The Last Don - Mario Puzo [149]
Ernest Vail, Molly Flanders, and Claudia De Lena celebrated by having dinner at La Dolce Vita on Santa Monica. It was Claudia’s favorite restaurant. She had memories of herself as a little girl being brought there by her father and being treated like royalty. She had memories of the bottles of red and white wine being stacked in all the window alcoves, on the back rails of banquettes, and in every vacant space. The customers could reach out and pluck a bottle as if they were grapes.
Ernest Vail was in good spirits, and Claudia wondered again how anybody could believe he would commit suicide. He was bubbling over with glee that his threat had worked. And the very good red wine put them all into a merry mood that was slightly boastful. They were very pleased with themselves. The food itself, robustly Italian, fueled their energy.

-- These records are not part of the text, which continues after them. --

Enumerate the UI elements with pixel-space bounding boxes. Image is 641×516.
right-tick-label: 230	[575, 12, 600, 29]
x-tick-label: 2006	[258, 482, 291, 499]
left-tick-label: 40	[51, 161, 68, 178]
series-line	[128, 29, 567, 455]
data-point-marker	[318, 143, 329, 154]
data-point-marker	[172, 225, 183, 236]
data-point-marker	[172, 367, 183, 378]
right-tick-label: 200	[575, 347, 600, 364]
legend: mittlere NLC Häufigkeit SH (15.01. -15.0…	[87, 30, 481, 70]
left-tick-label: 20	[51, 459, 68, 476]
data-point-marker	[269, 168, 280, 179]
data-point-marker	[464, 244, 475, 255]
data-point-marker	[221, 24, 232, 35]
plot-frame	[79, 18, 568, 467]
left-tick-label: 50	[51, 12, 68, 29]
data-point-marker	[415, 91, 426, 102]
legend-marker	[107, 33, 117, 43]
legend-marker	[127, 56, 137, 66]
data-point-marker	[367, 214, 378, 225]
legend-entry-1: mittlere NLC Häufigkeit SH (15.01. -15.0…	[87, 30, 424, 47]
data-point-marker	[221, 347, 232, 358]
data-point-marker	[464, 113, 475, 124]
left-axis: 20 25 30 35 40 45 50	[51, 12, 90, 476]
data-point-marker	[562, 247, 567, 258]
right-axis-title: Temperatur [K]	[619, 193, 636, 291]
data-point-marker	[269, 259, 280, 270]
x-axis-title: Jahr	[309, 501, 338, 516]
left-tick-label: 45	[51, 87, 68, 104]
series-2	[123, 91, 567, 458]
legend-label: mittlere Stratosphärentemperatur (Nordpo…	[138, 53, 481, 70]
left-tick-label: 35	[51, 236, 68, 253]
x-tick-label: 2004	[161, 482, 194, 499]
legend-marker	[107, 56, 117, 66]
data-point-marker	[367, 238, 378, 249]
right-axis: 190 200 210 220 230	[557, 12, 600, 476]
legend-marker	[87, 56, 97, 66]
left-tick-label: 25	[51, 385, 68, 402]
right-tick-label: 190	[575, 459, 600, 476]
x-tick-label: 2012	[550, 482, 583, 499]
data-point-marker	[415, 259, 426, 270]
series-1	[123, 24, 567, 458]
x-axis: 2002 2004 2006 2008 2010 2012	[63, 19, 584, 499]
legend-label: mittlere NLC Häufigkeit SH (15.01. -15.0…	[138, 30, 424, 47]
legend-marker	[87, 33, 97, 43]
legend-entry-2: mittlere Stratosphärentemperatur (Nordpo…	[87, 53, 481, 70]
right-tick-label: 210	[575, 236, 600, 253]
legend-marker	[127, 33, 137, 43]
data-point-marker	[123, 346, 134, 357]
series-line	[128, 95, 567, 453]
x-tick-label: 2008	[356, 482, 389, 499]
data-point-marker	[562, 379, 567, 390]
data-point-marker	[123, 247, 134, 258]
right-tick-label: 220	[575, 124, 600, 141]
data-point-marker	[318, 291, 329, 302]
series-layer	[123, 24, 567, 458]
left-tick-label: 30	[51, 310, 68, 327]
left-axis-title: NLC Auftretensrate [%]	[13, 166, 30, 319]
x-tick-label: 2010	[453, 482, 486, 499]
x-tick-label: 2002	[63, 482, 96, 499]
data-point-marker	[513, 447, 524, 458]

“Now what we have to think about,” Vail said, “is two points good enough or should we push for three?”
“Don’t get greedy,” Molly said. “The deal is made.”
Vail kissed her hand movie-star style and said, “Molly you’re a genius. A ruthless genius, true. How could you two browbeat a guy sick on his hospital bed?”
Molly dipped bread into tomato sauce. “Ernest,” she said, “you will never understand this town. There is no mercy. Not when you’re drunk, or on coke, or in love, or broke. Why make an exception for sick?”
Claudia said, “Skippy Deere once told me that when you’re buying, take people to a Chinese restaurant, but when you’re selling, take them to an Italian restaurant. Does that make any sense?”
“He’s a producer,” Molly said. “He read it someplace. It doesn’t mean anything without a context.”
Vail was eating with the gusto of a reprieved criminal. He had ordered three different kinds of pasta just for himself but gave small portions to Claudia and Molly and demanded their opinions. “The best Italian food in the world outside Rome,” he said. “About Skippy, it makes a certain kind of movie sense. Chinese food is cheap, it brings the price down. Italian food can put you to sleep and make you less sharp. I like both. Isn’t it nice to know that Skippy is always scheming?”
Vail always ordered three desserts. Not that he ate all of them, but he wanted to taste many different things at one dinner. In him it did not seem eccentric. Not even the way he dressed, as if clothes were to shield skin from wind or sun, or the way he carelessly shaved, one sideburn cut lower than the other. Not even his threat to kill himself seemed illogical or strange. Nor his complete and childish frankness, which often hurt people’s feelings. Claudia was not unused to eccentricity. Hollywood abounded with eccentrics.
“You know, Ernest, you belong to Hollywood. You’re eccentric enough,” she said.
“I am not an eccentric,” Vail said. “I’m not that sophisticated.”
“You don’t call wanting to kill yourself over a dispute about money eccentric?” Claudia said.
“That was an extremely cool-headed response to our culture,” Vail said. “I was tired of being a nobody.”
Claudia said impatiently, “How can you think that? You’ve written ten books, you’ve won the Pulitzer. You’re internationally famous.”
Vail had polished off his three pastas and was looking at his entrée, three pearly slices of veal covered with lemon. He picked up a fork and knife. “All that means shit,” he said. “I have no money. It took me fifty-five years to learn that if you have no money, you’re shit.”
Molly said, “You’re not eccentric, you’re crazy. And stop whining because you’re not rich. You’re not poor either. Or we wouldn’t be here. You’re not suffering too much for your art.”
Vail put down his knife and fork. He patted Molly’s arm. “You’re right,” he said. “Everything you say is true. I enjoy life from moment to moment. It’s the arc of life that gets me down.” He drank his glass of wine and then went on matter-of-factly. “I’m never going to write again,” he said. “Writing novels is a dead end, like being a blacksmith. It’s all movies and TV now.”
“That’s nonsense,” Claudia said. “People will always read.